Çocukluğumuzdan geriye kalan birkaç kare fotoğraftan ibarettir. Bizim için hiçbir şey kolay değildi. Anne babalarımız, okursak başaracağımızı, yeni bir hayat kurma fırsatı yakalayacağımızı biliyordu. Okumak, akıntıya karşı kürek çekmenin tek yoluydu. Üniversiteyi kazananlara “gelecek için bileti kesilmiş” gözüyle bakılıyordu. Nitekim başardık… Hayallerimizdeki kadar muhteşem olmasa da babalarımızdan daha iyi bir hayatın kapılarını aralayabildik. Aile kurduk, çocuklarımızın hayatı bizimkinden daha iyi olmalıydı. Neyimiz var, neyimiz yoksa onlara gelecek inşa etmek için seferber ettik. İlk önce fotoğraflardan başladık. Devir değişmişti artık, doğdukları anı görüntülemek için “doğum fotoğrafçıları” bulduk. Binlerce kare fotoğrafla, yüzlerce video ile hayata yelken açtılar… Sonra anaokulu yılları başladı… Ufukta ilkokul sıraları gözükünce, özel okullara göz diktik. Hepimizin aklında yabancı dil vardı. İngilizce bizim kanayan yaramızdı, acı tecrübelerle öğrenmiştik. Çocuklarımız iki yabancı dil öğrenecek, hayata bir adım önde başlayacaktı. Kolejlerin yolunu tuttuk. Elimizde avucumuzda ne varsa verdik. Tatil planlarını, gelecek hayallerini erteledik. Her şeyin önüne okul taksitlerini koyduk. Önceleri üstesinden gelebiliyorduk. İte kaka yol alıyorduk…
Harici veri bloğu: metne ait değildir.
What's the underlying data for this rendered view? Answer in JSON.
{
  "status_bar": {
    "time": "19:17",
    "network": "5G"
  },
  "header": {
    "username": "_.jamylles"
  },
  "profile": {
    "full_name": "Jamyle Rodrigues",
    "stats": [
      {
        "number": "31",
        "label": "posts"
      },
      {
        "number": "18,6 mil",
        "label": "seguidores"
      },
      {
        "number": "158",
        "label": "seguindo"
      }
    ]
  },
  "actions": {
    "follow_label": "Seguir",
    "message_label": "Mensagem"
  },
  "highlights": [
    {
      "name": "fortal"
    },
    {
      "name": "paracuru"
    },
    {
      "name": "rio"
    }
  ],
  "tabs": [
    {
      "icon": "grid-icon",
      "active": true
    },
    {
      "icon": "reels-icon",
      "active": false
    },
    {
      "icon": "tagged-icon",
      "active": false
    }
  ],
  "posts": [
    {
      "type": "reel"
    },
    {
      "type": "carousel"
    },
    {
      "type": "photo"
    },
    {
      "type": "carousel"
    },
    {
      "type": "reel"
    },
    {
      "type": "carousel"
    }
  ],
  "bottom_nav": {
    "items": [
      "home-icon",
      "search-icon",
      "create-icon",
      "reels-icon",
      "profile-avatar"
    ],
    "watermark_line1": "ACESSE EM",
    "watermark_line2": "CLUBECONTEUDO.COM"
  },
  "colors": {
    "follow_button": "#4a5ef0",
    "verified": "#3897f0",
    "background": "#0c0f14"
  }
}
Fiyatlar füze gibi uçarken, maaşlarımız hızla küçüldü, bildiğin yoksullaştık. Bırakın okul taksitlerini, ihtiyaçlarımızı karşılarken zorlanmaya başladık. Yine de kolejlerden vazgeçemedik. Ancak okul fiyatları öyle bir hal aldı ki; “Kolejin benden istediği paralarla çocuğa ev alabilirim” demeye başladık.

Bugünlerde özel okullar arka arkaya fiyat açıklıyor. Bu yıl yüzde 54.8 zam yapacaklar.

Bazı okullar, 1 milyon 300 bin lirayı aşan anaokulu, ilkokul fiyatları açıkladı. Yemek fiyatları da 70 bin lira, 100 bin lira arasında değişiyor. Üstelik bu fiyatların içinde etkinlik, kitap, kırtasiye, kıyafet giderleri de yok. Aileler fiyat listelerini gördükçe kalp krizi geçirecek gibi oluyor. Yakın zamana kadar “Ödenir”, “Üstesinden geliriz”, “Bir çare buluruz” diye sürdürdüğümüz yolculuk kontrolden çıktı.

“Boşa koysan dolmaz, doluya koysan almaz” bir hesabın içinden çıkmaya çabalıyoruz. Doğum fotoğrafçıları ayarlamak, doğum günü partileri düzenlemek kolaydı. Ama sıra eğitme gelince resmen altında kaldık. Hayalimiz çocuklarımızın “dünya vatandaşı” olmasıydı. Biz “İlkokul tamam”, “Ortaokulu da hallettik”, “Liseye bakarız” derken… Parasız üniversite bulamaz olduk.

Çevremize baktığımızda tarikatların, dergahların cirit atmadığı bir devlet okulu da bulamıyoruz. Hatta birçok mahallede imam hatipler dışında bir okula erişmek bile mümkün değil.

Babalarımız bizi devlet okuluna gönderirken, o okulların geleceğimizi inşa etmek için yeterli olduğuna inanıyordu. Oysa biz, özel okulların verdiği eğitimin çocuklarımıza geleceğin kapılarını aralamadığın da çok iyi biliyoruz. Ancak bu okullar neredeyse tarikatlardan, dergahlardan saklanmak için adeta bir sığınağa dönüştü.

Evet, anayasada hâlâ “Eğitim bir haktır. Kimse, eğitim ve öğrenim hakkından yoksun bırakılamaz” yazıyor. Ama çocuklarımızı gönderecek devlet okulu bulamaz hale geldik.